Tutto bene, quindi, almeno nel breve termine. Le incognite, secondo la maggior parte degli analisti, riguardano invece i prossimi due anni, il 2016 e il 2017, quando, si concentra la parte maggiore degli investimenti previsti dal piano industriale 2014-2018. Nei prossimi 12 mesi, in particolare, Fca ha in programma di destinare 11 miliardi per finanziare impianti, nuovi modelli e ricerca. Lo sviluppo di ciascuno dei cinque modelli annunciati dell’Alfa Romeo della nuova èra richiederebbe, per esempio, un miliardo di euro. Ecco perché, a dispetto dei reiterati annunci di rilancio del Biscione, Marchionne ha aspettato a lungo prima di presentare la Giulia, che farà la sua première all’imminente Salone di Francoforte. Somme rilevanti, a dir poco. A maggior ragione per un’azienda, già fortemente indebitata, che per il momento ha una redditività inferiore alla media dei concorrenti di mercato. È vero, Fiat Chrysler dispone di abbondante liquidità, oltre 20 miliardi, ma a fine luglio il direttore finanziario Richard Palmer ha precisato che la cassa è per un terzo destinata al pagamento di bond in scadenza.
Questi numeri aiutano a comprendere perché mai Marchionne abbia tanta fretta di pilotare una fusione tra Fca e General Motors. Unire le forze, agganciarsi al treno di Gm, serve a risparmiare sulla gestione degli impianti, sugli enormi costi di sviluppo dei nuovi modelli, sulle spese di marketing.
Sotto il profilo industriale, il matrimonio con Gm non è probabilmente la scelta ideale. Ma Marchionne, in questi anni, ha esaltato il ruolo della tattica, facendola diventare più importante della strategia. Forse, l’abbraccio con costruttori giapponesi come Honda, Mitsubishi o Suzuki sarebbe migliore per riempire le tessere del mosaico globale in cui Fca è ancora sguarnita. Ma non si può trattare con i capitalisti del Sol Levante con lo stesso piglio anglosassone e la spiccata intonazione finanziaria con cui il leader del gruppo FiatChrysler si è rivolto agli azionisti di una public company tipicamente yankee come quelli della Gm. Tuttavia anche gli analisti più scettici sull’argomento non negano che esistano alcune promettenti sinergie tra i due gruppi. Prima di tutto sul fronte cinese, dove il generale Marchionne non ha mai davvero iniziato a combattere. Nonostante il rallentamento delle vendite, la Cina è destinata a rimanere il mercato più grande del pianeta. Fanno gola anche le piattaforme per le vetture più grandi su cui il colosso di Detroit ha lavorato parecchio e che sarebbero assai utili a Fca per spostare verso l’alto tutta la sua gamma.

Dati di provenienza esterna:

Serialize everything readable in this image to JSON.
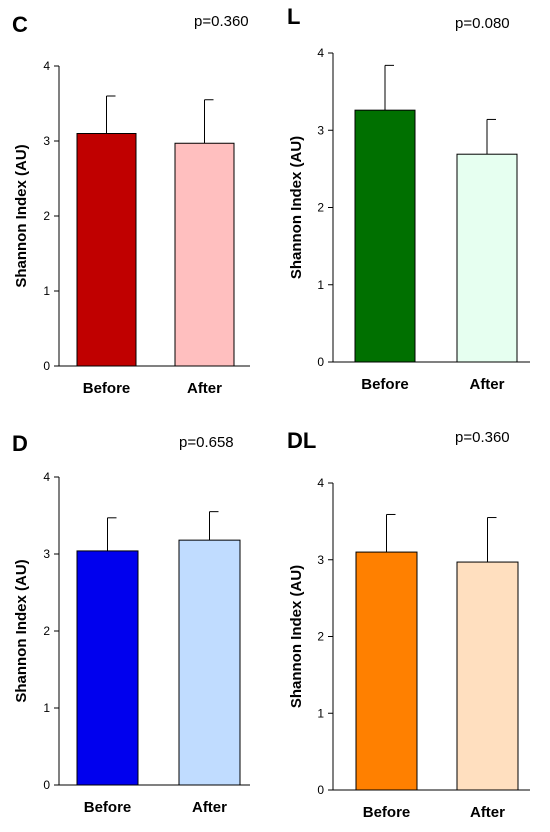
{
  "chart_data": [
    {
      "type": "bar",
      "panel_label": "C",
      "p_value": "p=0.360",
      "ylabel": "Shannon Index (AU)",
      "categories": [
        "Before",
        "After"
      ],
      "values": [
        3.1,
        2.97
      ],
      "errors": [
        0.5,
        0.58
      ],
      "ylim": [
        0,
        4
      ],
      "yticks": [
        0,
        1,
        2,
        3,
        4
      ],
      "colors": [
        "#c00000",
        "#ffbfbf"
      ]
    },
    {
      "type": "bar",
      "panel_label": "L",
      "p_value": "p=0.080",
      "ylabel": "Shannon Index (AU)",
      "categories": [
        "Before",
        "After"
      ],
      "values": [
        3.26,
        2.69
      ],
      "errors": [
        0.58,
        0.45
      ],
      "ylim": [
        0,
        4
      ],
      "yticks": [
        0,
        1,
        2,
        3,
        4
      ],
      "colors": [
        "#007000",
        "#e6fff0"
      ]
    },
    {
      "type": "bar",
      "panel_label": "D",
      "p_value": "p=0.658",
      "ylabel": "Shannon Index (AU)",
      "categories": [
        "Before",
        "After"
      ],
      "values": [
        3.04,
        3.18
      ],
      "errors": [
        0.43,
        0.37
      ],
      "ylim": [
        0,
        4
      ],
      "yticks": [
        0,
        1,
        2,
        3,
        4
      ],
      "colors": [
        "#0000ee",
        "#c0dcff"
      ]
    },
    {
      "type": "bar",
      "panel_label": "DL",
      "p_value": "p=0.360",
      "ylabel": "Shannon Index (AU)",
      "categories": [
        "Before",
        "After"
      ],
      "values": [
        3.1,
        2.97
      ],
      "errors": [
        0.49,
        0.58
      ],
      "ylim": [
        0,
        4
      ],
      "yticks": [
        0,
        1,
        2,
        3,
        4
      ],
      "colors": [
        "#ff8000",
        "#ffdfbf"
      ]
    }
  ]
}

Pare invece più difficile individuare gli ipotetici vantaggi dell’integrazione con Opel in Europa. La marca tedesca non è più quella del 2009, a suo tempo corteggiata con insistenza dalla Fiat. L’azienda di Stoccarda ha cambiato pelle perché Gm non s’è limitata a tenersela stretta, ma ha investito per farla salire di categoria, arricchendo la gamma con alcuni modelli di fascia più alta. In pratica Opel ha seguito la stessa strada indicata da Marchionne per Fiat. Un fatto, quest’ultimo, che spiega i dubbi degli esperti sugli esiti di una ipotetica integrazione. Eppure, tra gli analisti c’è anche chsostiene che, unendo brand impegnati nelle stesse aree e con vari modelli in competizione, si possa comunque estrarre del valore, conquistando quote di mercato ai danni della concorrenza. Marchionne tira dritto. E non ha dubbi. «Ho studiato impianto per impianto, prodotto per prodotto, area per area», ha detto nell’intervista di fine agosto ad “Automotive News”. Per poi concludere che le nozze con Gm avranno l’effetto di un «cataclisma», in senso positivo, ovviamente. Pochi gli credono, adesso. Ma gli scettici erano tantissimi anche quando Fiat s’imbarcò nell’avventura americana con Chrysler. Eppure, a sette anni di distanza, Marchionne è ancora lì, pronto a lanciare un’altra sfida impossibile.